When in the history of science do you imagine people were concerned with scientifically investigating claims of the miraculous?
Scientists don’t investigate the miraculous because the tools of science can’t handle it. How can you seal out God or demons from a controlled experiment?
I thought that is what theistic evolutionists were doing.
I guess my confusion is about where to draw the line between science and knowledge.
Since one can objectively consider claims for miracles and can rationally conclude God has acted in history. It would then be a misnomer to say this person is being unscientific or has adopted a pseudoscientific belief.
They don’t have to handle it, they don’t have to exclude it.
Um, no. The evolutionary model is scientific and makes no reference to God. TE/EC musings on the role of God in creation attempt to harmonize theology and consensus science (done according to methodological naturalism) but they do not claim these metaphysical musings are science nor are they trying to demonstrate anything about God via testing or other empirical means. It’s a theological enterprise.
Doing this is not science. Claiming you have concluded scientifically that God has acted in history is indeed pseudoscience.
And it would be irrational if one does not consider the scope of natural events and the question of an infinite regress. While this isn’t science, it is interesting to watch scientists and mathematicians consider the question of whether there can be an infinite number of objects or events.
Again it’s the troubled meaning of science, as even Kant employed the term in a way we would not use it today.
One can say they have scientifically concluded a belief is true, when they mean they have carefully considered an opinion. Having researched it carefully, they conclude as Keener does that miracles have in fact occurred in history. While it may be true, as you use the terms, to call his research pseudoscience, it feels derogatory.
Why not call it pseudonaturalism? Or methodological supernaturalism?
I don’t think one can. Scientific doesn’t mean “a carefully considered opinion,” it means something is grounded in the methodology and principles of science. Philosophy is its own discipline, with its own methodologies and rules of engagement.
Someone who uses histiographic methods to evaluate testimony is not doing science, they are doing history. Keener never claims his conclusions are scientific. Claims to truth can be warranted without being established scientifically. But that is the realm of philosophy and epistemology, not science.

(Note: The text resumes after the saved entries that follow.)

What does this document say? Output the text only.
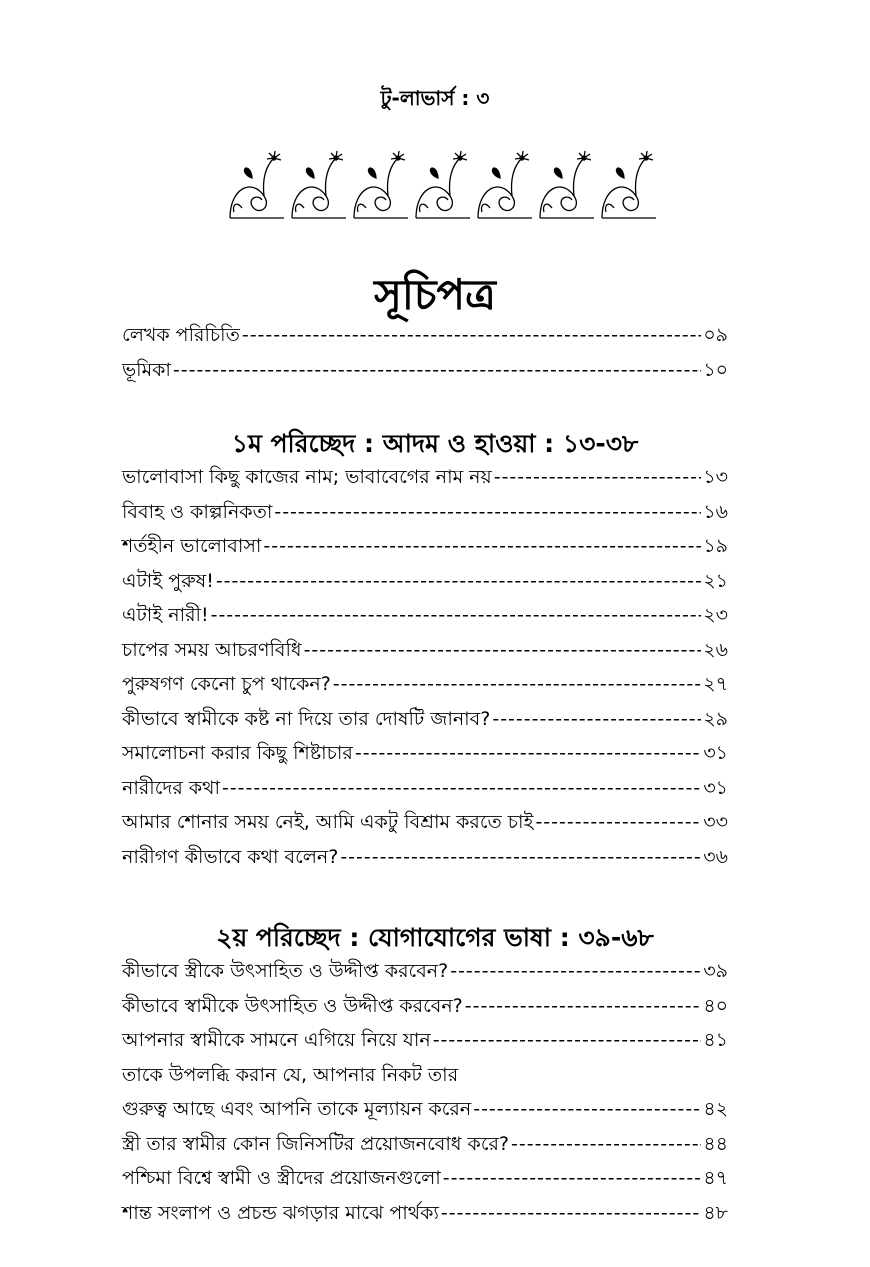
টু-লাভার্স : ৩
সূচিপত্র
লেখক পরিচিতি -----	০৯
ভূমিকা -----	১০
১ম পরিচ্ছেদ : আদম ও হাওয়া : ১৩-৩৮
ভালোবাসা কিছু কাজের নাম; ভাবাবেগের নাম নয় -----	১৩
বিবাহ ও কাল্পনিকতা -----	১৬
শর্তহীন ভালোবাসা -----	১৯
এটাই পুরুষ! -----	২১
এটাই নারী! -----	২৩
চাপের সময় আচরণবিধি -----	২৬
পুরুষগণ কেনো চুপ থাকেন? -----	২৭
কীভাবে স্বামীকে কষ্ট না দিয়ে তার দোষটি জানাব? -----	২৯
সমালোচনা করার কিছু শিষ্টাচার -----	৩১
নারীদের কথা -----	৩১
আমার শোনার সময় নেই, আমি একটু বিশ্রাম করতে চাই -----	৩৩
নারীগণ কীভাবে কথা বলেন? -----	৩৬
২য় পরিচ্ছেদ : যোগাযোগের ভাষা : ৩৯-৬৮
কীভাবে স্ত্রীকে উৎসাহিত ও উদ্দীপ্ত করবেন? -----	৩৯
কীভাবে স্বামীকে উৎসাহিত ও উদ্দীপ্ত করবেন? -----	৪০
আপনার স্বামীকে সামনে এগিয়ে নিয়ে যান -----	৪১
তাকে উপলব্ধি করান যে, আপনার নিকট তার
গুরুত্ব আছে এবং আপনি তাকে মূল্যায়ন করেন -----	৪২
স্ত্রী তার স্বামীর কোন জিনিসটির প্রয়োজনবোধ করে? -----	৪৪
পশ্চিমা বিশ্বে স্বামী ও স্ত্রীদের প্রয়োজনগুলো -----	৪৭
শান্ত সংলাপ ও প্রচন্ড ঝগড়ার মাঝে পার্থক্য -----	৪৮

Keener speaks intelligently to the issue:
“What if we expand our definition of science to hypothesize about intelligent causes? Surely any real God should be able to act as a cause no less than any human person does. In this case, science might even help quantify probabilities that a particular event is a divine act.”

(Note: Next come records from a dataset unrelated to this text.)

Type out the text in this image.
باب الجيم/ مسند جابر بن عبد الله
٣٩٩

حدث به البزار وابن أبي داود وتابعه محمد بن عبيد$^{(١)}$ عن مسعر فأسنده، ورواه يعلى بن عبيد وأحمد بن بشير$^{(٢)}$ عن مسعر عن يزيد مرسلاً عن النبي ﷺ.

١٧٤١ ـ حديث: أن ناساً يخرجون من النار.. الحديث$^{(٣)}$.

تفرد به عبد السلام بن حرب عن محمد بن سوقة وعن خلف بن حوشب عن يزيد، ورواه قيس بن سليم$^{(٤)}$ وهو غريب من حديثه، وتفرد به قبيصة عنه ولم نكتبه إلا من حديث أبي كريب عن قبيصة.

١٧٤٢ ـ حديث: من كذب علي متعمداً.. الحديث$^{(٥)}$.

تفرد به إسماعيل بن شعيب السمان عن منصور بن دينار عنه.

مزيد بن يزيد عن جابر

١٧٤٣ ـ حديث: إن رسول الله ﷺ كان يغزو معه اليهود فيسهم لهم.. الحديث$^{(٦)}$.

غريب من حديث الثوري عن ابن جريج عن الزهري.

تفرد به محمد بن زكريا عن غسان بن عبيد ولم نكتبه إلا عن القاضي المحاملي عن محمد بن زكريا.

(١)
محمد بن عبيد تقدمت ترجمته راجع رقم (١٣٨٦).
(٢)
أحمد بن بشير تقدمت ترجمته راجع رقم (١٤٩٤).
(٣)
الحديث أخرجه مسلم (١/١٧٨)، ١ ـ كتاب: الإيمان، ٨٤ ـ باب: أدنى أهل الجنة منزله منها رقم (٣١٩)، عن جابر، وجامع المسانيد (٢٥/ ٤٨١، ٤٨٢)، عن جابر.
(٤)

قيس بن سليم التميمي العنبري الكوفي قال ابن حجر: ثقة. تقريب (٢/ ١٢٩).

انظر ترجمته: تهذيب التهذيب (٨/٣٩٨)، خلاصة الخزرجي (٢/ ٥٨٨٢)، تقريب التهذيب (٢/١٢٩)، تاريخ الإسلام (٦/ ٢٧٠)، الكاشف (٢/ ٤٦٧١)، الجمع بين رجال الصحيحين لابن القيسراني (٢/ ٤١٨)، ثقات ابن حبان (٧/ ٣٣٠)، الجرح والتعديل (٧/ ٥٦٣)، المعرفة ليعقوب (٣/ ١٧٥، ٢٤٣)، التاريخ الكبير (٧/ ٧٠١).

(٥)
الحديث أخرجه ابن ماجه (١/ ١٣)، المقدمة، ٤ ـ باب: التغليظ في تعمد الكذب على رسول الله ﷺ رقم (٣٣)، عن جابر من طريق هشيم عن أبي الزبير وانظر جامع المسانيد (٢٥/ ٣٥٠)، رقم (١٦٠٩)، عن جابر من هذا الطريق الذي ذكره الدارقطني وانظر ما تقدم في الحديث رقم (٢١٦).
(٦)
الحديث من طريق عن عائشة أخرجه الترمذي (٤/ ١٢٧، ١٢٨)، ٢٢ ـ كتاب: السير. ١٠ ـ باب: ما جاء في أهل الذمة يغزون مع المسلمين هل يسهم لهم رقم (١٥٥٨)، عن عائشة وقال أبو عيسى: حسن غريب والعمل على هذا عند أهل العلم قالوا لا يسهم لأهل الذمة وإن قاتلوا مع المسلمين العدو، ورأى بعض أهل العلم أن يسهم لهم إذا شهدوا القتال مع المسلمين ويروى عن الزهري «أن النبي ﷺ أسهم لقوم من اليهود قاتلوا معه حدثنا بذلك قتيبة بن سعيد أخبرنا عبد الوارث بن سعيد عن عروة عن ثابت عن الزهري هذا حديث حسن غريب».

“Rather than dismissing the possibility of miracles, science when defined most narrowly simply excludes them from its sphere of discussion.”

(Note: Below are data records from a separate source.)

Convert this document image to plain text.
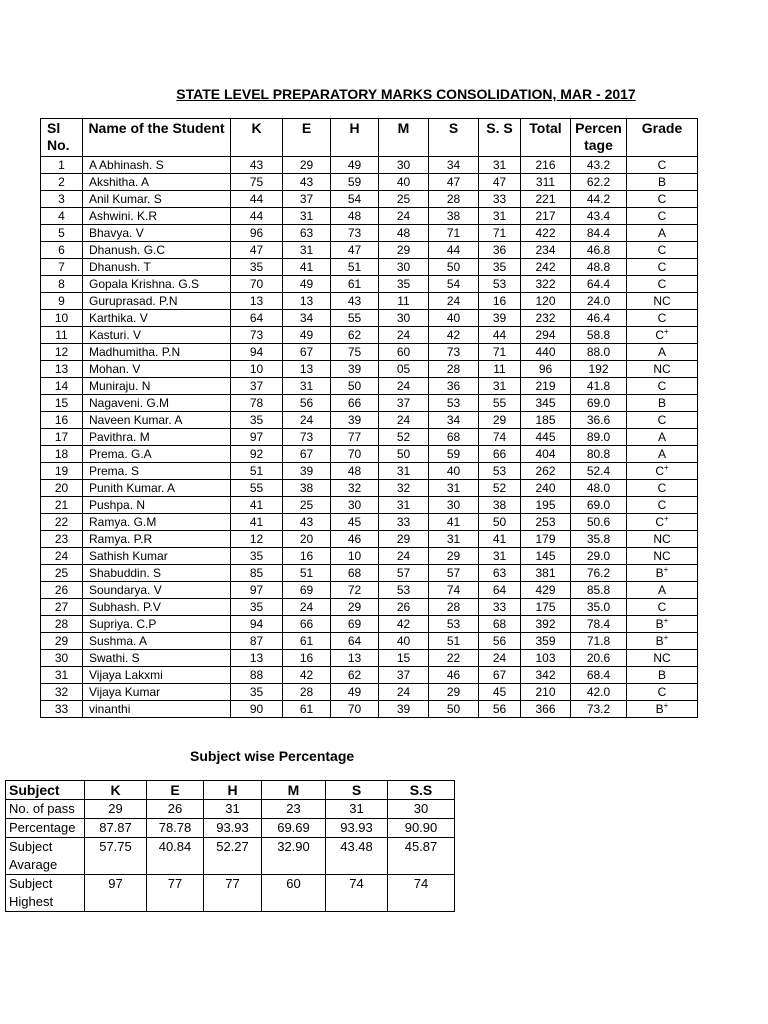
STATE LEVEL PREPARATORY MARKS CONSOLIDATION, MAR - 2017
Sl No.	Name of the Student	K	E	H	M	S	S. S	Total	Percen tage	Grade
1	A Abhinash. S	43	29	49	30	34	31	216	43.2	C
2	Akshitha. A	75	43	59	40	47	47	311	62.2	B
3	Anil Kumar. S	44	37	54	25	28	33	221	44.2	C
4	Ashwini. K.R	44	31	48	24	38	31	217	43.4	C
5	Bhavya. V	96	63	73	48	71	71	422	84.4	A
6	Dhanush. G.C	47	31	47	29	44	36	234	46.8	C
7	Dhanush. T	35	41	51	30	50	35	242	48.8	C
8	Gopala Krishna. G.S	70	49	61	35	54	53	322	64.4	C
9	Guruprasad. P.N	13	13	43	11	24	16	120	24.0	NC
10	Karthika. V	64	34	55	30	40	39	232	46.4	C
11	Kasturi. V	73	49	62	24	42	44	294	58.8	C+
12	Madhumitha. P.N	94	67	75	60	73	71	440	88.0	A
13	Mohan. V	10	13	39	05	28	11	96	192	NC
14	Muniraju. N	37	31	50	24	36	31	219	41.8	C
15	Nagaveni. G.M	78	56	66	37	53	55	345	69.0	B
16	Naveen Kumar. A	35	24	39	24	34	29	185	36.6	C
17	Pavithra. M	97	73	77	52	68	74	445	89.0	A
18	Prema. G.A	92	67	70	50	59	66	404	80.8	A
19	Prema. S	51	39	48	31	40	53	262	52.4	C+
20	Punith Kumar. A	55	38	32	32	31	52	240	48.0	C
21	Pushpa. N	41	25	30	31	30	38	195	69.0	C
22	Ramya. G.M	41	43	45	33	41	50	253	50.6	C+
23	Ramya. P.R	12	20	46	29	31	41	179	35.8	NC
24	Sathish Kumar	35	16	10	24	29	31	145	29.0	NC
25	Shabuddin. S	85	51	68	57	57	63	381	76.2	B+
26	Soundarya. V	97	69	72	53	74	64	429	85.8	A
27	Subhash. P.V	35	24	29	26	28	33	175	35.0	C
28	Supriya. C.P	94	66	69	42	53	68	392	78.4	B+
29	Sushma. A	87	61	64	40	51	56	359	71.8	B+
30	Swathi. S	13	16	13	15	22	24	103	20.6	NC
31	Vijaya Lakxmi	88	42	62	37	46	67	342	68.4	B
32	Vijaya Kumar	35	28	49	24	29	45	210	42.0	C
33	vinanthi	90	61	70	39	50	56	366	73.2	B+
Subject wise Percentage
Subject	K	E	H	M	S	S.S
No. of pass	29	26	31	23	31	30
Percentage	87.87	78.78	93.93	69.69	93.93	90.90
Subject Avarage	57.75	40.84	52.27	32.90	43.48	45.87
Subject Highest	97	77	77	60	74	74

Miracles Today: The Supernatural Work of God in the Modern World by Craig S. Keener.
Then you are moving beyond the established limits of science into metaphysics, which Keener is tacitly acknowledging. Science can certainly provide knowledge and methodologies that may prove useful in metaphyscial discussions. But he is correct that science in terms of the scientific method excludes miracles from its sphere of discussion.
Also Keener is a New Testament scholar and not trained in the methodologies or principles of any hard science. So why would we go to him as an expert on what counts as science? He doesn’t do science, he does theology and Bible interpretation.